Macbeth review by Mark McPherson - Cinema Paradiso
With so many entries in the sword-and-sandal genre of action-based drama, no doubt spawned by the popularity of Game of Thrones, it was inevitable that MacBeth would be put up for such a treatment. The classically violent and dark nature of Shakespeare’s story is given the expected decadence of cold battlefields, darkly-lit kingdoms and brutal deaths. I can’t exactly say it’s an interpretation I was impressed with so much as a predictable production.
No expense is spared with trying to conceive a grim and dreary tone. An all-star is assembled that includes the stoic Michael Fassbender as the titular king, the always-a-joy-to-watch Marion Cotillard as Lady MacBeth and a surprisingly performance by Sean Harris as Macduff. They all deliver great performances that never feel off, even if they are perhaps being too subtle by whispering nearly all of their dialogue (or drowning it in screams and battle cries).
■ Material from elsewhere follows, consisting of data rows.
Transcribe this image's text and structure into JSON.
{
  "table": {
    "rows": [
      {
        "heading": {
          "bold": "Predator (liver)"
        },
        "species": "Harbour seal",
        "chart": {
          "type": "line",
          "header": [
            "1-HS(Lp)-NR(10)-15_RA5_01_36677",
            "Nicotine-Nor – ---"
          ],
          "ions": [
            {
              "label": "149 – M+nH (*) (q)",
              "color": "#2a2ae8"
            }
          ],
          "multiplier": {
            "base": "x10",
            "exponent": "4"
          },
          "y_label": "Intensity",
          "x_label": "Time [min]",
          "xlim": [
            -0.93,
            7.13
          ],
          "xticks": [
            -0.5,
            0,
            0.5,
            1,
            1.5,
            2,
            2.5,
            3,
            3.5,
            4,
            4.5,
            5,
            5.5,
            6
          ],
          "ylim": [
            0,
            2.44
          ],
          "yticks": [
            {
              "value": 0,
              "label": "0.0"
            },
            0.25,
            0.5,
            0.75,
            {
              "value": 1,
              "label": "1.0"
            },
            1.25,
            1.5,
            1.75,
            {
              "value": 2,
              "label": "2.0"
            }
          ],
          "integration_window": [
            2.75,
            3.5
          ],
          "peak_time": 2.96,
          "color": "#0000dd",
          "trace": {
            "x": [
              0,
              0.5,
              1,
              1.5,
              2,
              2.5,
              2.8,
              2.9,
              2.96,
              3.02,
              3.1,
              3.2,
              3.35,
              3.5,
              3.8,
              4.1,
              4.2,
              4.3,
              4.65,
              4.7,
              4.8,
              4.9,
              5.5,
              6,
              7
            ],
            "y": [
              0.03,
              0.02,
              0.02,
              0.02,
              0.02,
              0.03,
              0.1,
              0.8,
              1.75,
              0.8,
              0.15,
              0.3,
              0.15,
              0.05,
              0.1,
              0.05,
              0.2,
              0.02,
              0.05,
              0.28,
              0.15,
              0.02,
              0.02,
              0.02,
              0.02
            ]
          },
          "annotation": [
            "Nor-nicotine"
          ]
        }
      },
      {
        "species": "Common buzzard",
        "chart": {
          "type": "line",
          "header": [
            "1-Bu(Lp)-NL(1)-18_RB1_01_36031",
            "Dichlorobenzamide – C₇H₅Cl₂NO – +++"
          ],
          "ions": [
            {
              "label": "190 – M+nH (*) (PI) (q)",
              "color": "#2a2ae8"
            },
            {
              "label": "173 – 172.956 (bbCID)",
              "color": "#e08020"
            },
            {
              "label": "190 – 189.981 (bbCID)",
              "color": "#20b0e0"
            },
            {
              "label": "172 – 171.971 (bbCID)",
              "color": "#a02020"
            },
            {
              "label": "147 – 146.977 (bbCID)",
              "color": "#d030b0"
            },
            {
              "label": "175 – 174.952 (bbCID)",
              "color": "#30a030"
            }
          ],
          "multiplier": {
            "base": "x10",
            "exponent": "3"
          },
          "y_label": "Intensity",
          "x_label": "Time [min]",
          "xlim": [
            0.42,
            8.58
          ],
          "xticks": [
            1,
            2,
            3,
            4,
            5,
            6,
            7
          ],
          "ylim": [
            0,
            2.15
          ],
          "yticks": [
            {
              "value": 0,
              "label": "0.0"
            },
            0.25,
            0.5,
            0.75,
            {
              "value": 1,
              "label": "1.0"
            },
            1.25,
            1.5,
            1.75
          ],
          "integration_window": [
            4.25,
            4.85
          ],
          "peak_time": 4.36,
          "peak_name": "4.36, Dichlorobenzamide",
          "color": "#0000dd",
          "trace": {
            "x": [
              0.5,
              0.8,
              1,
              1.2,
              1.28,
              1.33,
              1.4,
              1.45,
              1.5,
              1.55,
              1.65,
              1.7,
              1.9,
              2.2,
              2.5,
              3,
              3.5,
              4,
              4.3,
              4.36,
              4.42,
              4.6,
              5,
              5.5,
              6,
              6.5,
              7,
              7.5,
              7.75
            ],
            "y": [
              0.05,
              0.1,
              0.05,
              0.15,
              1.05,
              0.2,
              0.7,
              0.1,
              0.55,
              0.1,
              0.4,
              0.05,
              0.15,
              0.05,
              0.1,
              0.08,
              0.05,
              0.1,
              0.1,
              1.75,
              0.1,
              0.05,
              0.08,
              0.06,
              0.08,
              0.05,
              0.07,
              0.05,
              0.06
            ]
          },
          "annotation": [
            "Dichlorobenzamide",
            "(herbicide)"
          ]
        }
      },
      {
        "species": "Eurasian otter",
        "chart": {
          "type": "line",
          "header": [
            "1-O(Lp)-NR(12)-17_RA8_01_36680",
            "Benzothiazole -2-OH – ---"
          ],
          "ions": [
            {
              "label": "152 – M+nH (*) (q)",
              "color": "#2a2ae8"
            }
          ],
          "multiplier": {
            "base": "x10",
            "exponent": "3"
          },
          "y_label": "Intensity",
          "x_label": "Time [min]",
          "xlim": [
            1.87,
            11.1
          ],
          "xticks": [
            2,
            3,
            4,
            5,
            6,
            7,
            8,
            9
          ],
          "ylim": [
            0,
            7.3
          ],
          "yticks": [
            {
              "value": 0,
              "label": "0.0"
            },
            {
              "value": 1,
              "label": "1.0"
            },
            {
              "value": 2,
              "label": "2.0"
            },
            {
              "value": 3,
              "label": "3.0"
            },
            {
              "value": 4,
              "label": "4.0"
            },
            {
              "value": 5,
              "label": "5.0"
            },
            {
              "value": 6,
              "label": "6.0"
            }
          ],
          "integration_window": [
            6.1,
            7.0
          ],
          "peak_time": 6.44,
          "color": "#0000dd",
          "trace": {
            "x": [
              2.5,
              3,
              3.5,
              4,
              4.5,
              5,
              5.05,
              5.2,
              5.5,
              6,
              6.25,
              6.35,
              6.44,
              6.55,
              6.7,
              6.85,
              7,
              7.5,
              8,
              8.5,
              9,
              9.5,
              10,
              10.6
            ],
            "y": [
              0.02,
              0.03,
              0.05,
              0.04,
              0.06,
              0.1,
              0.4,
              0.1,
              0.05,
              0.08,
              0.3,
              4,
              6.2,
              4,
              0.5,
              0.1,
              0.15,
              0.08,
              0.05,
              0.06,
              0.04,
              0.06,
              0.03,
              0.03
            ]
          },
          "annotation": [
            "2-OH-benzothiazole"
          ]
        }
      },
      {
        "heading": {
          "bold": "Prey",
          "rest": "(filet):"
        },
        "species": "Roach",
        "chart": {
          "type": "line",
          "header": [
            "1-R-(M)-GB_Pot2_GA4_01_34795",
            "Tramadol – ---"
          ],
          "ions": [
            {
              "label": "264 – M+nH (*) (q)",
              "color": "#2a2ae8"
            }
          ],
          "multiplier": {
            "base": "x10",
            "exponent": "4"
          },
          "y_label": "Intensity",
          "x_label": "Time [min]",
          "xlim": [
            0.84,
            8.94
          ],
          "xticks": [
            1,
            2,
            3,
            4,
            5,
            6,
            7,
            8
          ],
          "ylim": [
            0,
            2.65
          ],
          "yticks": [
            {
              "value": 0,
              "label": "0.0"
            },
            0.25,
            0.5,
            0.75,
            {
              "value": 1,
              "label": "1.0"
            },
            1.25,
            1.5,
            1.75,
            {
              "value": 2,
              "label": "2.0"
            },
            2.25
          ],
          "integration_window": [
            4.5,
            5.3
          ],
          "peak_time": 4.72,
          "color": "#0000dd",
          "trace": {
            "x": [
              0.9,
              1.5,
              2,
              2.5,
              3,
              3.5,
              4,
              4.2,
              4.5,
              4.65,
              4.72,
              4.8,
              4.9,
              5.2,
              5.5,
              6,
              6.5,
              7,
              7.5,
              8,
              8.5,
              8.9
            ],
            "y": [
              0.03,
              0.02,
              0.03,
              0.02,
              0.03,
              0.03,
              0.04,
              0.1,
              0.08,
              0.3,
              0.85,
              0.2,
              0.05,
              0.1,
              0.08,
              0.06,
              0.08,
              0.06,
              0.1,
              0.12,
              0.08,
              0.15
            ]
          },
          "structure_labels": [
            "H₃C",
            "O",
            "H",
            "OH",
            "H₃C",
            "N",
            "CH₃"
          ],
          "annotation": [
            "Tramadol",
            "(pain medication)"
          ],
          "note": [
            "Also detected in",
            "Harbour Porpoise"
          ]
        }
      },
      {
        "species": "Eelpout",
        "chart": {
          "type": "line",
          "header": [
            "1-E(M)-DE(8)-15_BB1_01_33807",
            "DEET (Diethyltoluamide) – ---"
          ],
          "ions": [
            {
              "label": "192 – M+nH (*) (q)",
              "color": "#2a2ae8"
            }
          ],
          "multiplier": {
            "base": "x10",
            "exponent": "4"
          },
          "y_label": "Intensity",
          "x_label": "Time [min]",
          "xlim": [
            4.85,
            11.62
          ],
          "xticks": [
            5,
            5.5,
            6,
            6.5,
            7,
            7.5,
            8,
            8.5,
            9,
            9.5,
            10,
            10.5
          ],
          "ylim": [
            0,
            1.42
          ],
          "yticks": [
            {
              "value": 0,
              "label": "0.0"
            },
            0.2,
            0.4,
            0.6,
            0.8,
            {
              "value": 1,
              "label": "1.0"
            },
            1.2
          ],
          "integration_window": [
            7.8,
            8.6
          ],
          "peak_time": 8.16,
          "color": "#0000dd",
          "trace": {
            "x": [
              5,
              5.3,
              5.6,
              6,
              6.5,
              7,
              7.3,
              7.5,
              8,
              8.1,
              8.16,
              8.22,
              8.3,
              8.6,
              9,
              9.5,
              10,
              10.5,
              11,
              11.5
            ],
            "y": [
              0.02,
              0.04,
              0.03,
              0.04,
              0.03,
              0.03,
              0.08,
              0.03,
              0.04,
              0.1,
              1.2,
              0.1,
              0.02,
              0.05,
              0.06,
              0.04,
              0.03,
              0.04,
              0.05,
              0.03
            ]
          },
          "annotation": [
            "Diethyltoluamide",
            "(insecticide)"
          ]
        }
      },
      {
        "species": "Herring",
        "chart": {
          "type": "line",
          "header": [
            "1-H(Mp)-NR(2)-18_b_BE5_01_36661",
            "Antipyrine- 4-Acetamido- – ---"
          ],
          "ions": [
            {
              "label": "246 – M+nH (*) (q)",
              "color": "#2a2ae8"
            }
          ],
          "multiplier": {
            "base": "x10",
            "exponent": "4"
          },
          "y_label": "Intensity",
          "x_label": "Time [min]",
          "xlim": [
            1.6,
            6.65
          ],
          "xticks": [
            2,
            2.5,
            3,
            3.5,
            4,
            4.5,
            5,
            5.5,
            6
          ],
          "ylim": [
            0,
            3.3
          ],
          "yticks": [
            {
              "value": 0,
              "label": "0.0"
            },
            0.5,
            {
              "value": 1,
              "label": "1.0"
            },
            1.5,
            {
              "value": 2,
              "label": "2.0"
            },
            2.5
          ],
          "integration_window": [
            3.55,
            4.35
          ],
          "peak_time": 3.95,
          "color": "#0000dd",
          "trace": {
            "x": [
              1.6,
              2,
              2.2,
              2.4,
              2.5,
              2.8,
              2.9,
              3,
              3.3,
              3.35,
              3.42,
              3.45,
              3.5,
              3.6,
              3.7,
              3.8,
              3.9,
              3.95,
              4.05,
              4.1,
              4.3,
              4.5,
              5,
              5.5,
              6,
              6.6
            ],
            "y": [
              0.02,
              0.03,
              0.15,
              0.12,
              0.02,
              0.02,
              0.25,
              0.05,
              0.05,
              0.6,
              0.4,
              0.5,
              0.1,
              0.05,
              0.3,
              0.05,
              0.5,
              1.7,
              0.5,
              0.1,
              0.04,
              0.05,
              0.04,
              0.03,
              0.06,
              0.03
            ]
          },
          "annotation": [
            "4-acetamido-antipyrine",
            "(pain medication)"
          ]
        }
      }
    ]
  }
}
Director Justin Kurzel has an amazing eye for cinematography, shooting in large fields and spacious kingdom halls. He doesn’t shy away from the violence either with deaths quite bloody and fires most bright.
But there just seems to be something missing from his adaptation. The story is very straightforward, the visuals beautiful and the action intense. But the consistent tone of the dreary perhaps doesn’t capture the true spirit of the writing. I kept waiting for Fassbender or Cotillard to deliver that one scene which made me marvel at their talents with such classic material, but it never came. On one hand, this would be beneficial for the production in how they stick close to their characters and the text. But why would I want to watch a production of MacBeth where these actors were not at their best?
Most of the scenes of death and action are shot in a non-linear fashion. This style has its moments of brilliance as with the scenes on the battlefield that give us different angles and shots between slayings. But then there are moments where it feels ill-fitting as when MacBeth murders Duncan. The movie cuts to shots before and after the stabbing, as well as shots outside and of other characters, as the stabbing takes place. Such editing felt better suited for a trailer than a film. The death of Duncan isn’t intense and dramatic enough?
This brings about the biggest issue with the movie is that it favors more of the visuals over the text. The sights of muted Scottish hills and deep orange fires are very pleasing to the eye, but the characters and their motivations do not match such epic displays. The dialogue is kept quiet and mumbled, almost as if the actors are embarrassed or fearful to be speaking old English. More devotion was put into making sure we can see their breath on the cold battlefield than the atmosphere of the original story.
In the sense of trying to create a more subtle interpretation, MacBeth comes off as both faithful and ill-fitting. While a technical marvel, it fails to capitalize on Shakespeare’s grand display of theatrics by relying more on soulful gazes into the cameras and less on projecting powerful lines. The last thing a theatrical display of MacBeth should have me doing is guzzling caffeine to stay awake and cranking my speakers to decipher the slurred and mumbled dialogue. There’s some genuine talent here, but it needs to wake up to be the masterpiece Justin Kurzel was aiming towards.